Shisheesh, who said he has lived on the reserve all his life, said he believes a forensic audit should be conducted on a number of organizations on the reserve, including the band office and economic development office.

"If our leaders have nothing to hide, by all means do it."

Attawapiskat Chief Theresa Spence has vehemently rejected the imposition of a third-party manager.
"She says that and she didn't even ask the whole community what we thought about it. She never asked us," Shisheesh said. "The way the chief and council operate is totally opposite. They decide and then bring it to us after."

Spence also said on Monday she will use the courts if necessary to resist the imposition of a third-party manager.

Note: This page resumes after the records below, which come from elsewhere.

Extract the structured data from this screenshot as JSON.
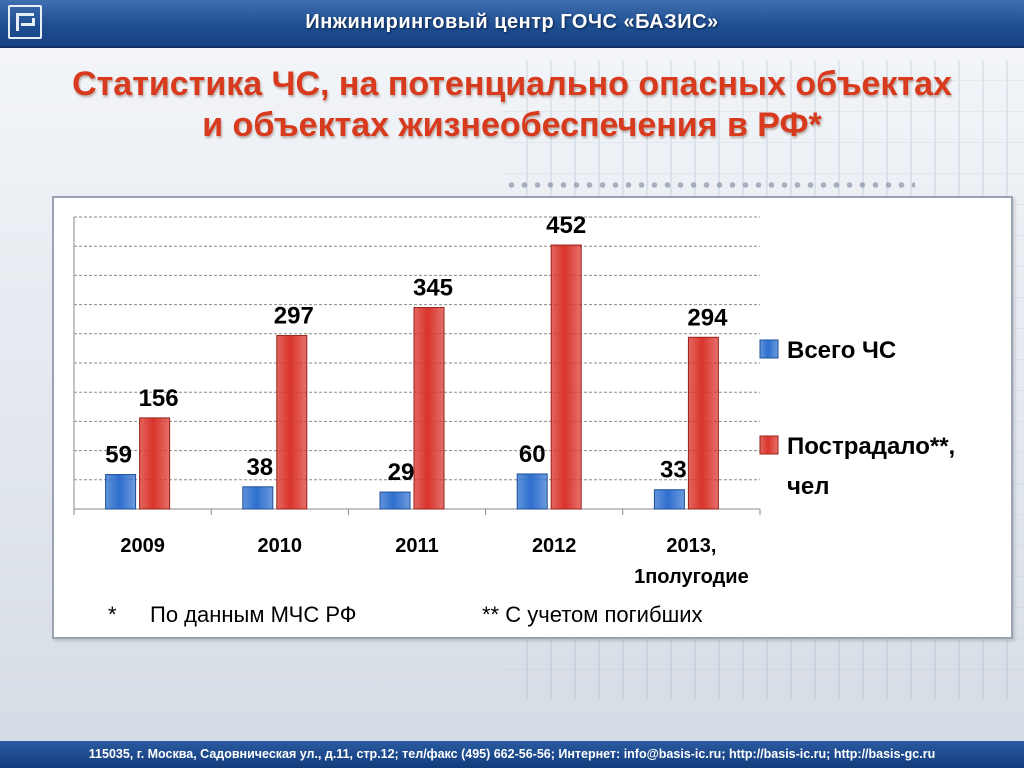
{
  "header": {
    "title": "Инжиниринговый центр ГОЧС «БАЗИС»",
    "logo_icon": "basis-logo-icon"
  },
  "slide": {
    "title_line1": "Статистика ЧС, на потенциально опасных объектах",
    "title_line2": "и объектах жизнеобеспечения в РФ*"
  },
  "chart_data": {
    "type": "bar",
    "categories": [
      "2009",
      "2010",
      "2011",
      "2012",
      "2013, 1полугодие"
    ],
    "category_lines": [
      [
        "2009"
      ],
      [
        "2010"
      ],
      [
        "2011"
      ],
      [
        "2012"
      ],
      [
        "2013,",
        "1полугодие"
      ]
    ],
    "series": [
      {
        "name": "Всего ЧС",
        "values": [
          59,
          38,
          29,
          60,
          33
        ],
        "color": "#2e6fce"
      },
      {
        "name": "Пострадало**, чел",
        "values": [
          156,
          297,
          345,
          452,
          294
        ],
        "color": "#d9342b"
      }
    ],
    "legend_lines": [
      [
        "Всего ЧС"
      ],
      [
        "Пострадало**,",
        "чел"
      ]
    ],
    "legend_position": "right",
    "ylim": [
      0,
      500
    ],
    "grid": true,
    "title": "",
    "xlabel": "",
    "ylabel": ""
  },
  "footnotes": {
    "left_star": "*",
    "left_text": "По данным МЧС РФ",
    "right_text": "** С учетом погибших"
  },
  "footer": {
    "text": "115035,  г. Москва,  Садовническая ул.,  д.11, стр.12; тел/факс (495) 662-56-56; Интернет: info@basis-ic.ru; http://basis-ic.ru; http://basis-gc.ru"
  }
}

Martha Sutherland, a tribe elder, told CBC News she is frustrated with the reserve leadership.

"We want to hear what the Indian Affairs has to say, the third party, and we want to meet with them so we can voice our concerns."

Sutherland said that at a recent public meeting on the reserve, those who attended also voiced support for a third-party manager. But Sutherland said Spence was dead set against the idea.

"She said we don't want third-party management. [But] who is included there? Is that from the chief and council only? Because a lot of people were asking that they need to clean the office. They need that third-party management here."

Spence told CBC News that she has invited federal Aboriginal Affairs Minister John Duncan and his team to come to the troubled community themselves to look at the books. Spence said she feels bringing in private-sector consultant Jacques Marion would do more harm than good.

Spence said the costs to the band would be enormous. Marion, who is with BDO Canada LLP, would receive $1,300 a day to a maximum of $180,000 between now and the end of June, but Spence said the money would be better spent on band programs.

A reserve member, who didn't want to be identified, said leadership on the reserve is like a dictatorship. "It's bad enough that we're under the Indian Act, but it just seems like our leadership becomes the oppressor in the end.

"It's always been like that," the resident said.

"Everybody always thinks they have answers for the people. They like to have the control over our lives. But there are people who are educated and outspoken in the community who are told to be quiet. because in the end it's always the chief and council that have a say about the community.

"Outsiders always look to the chief and council for answers and not to the people."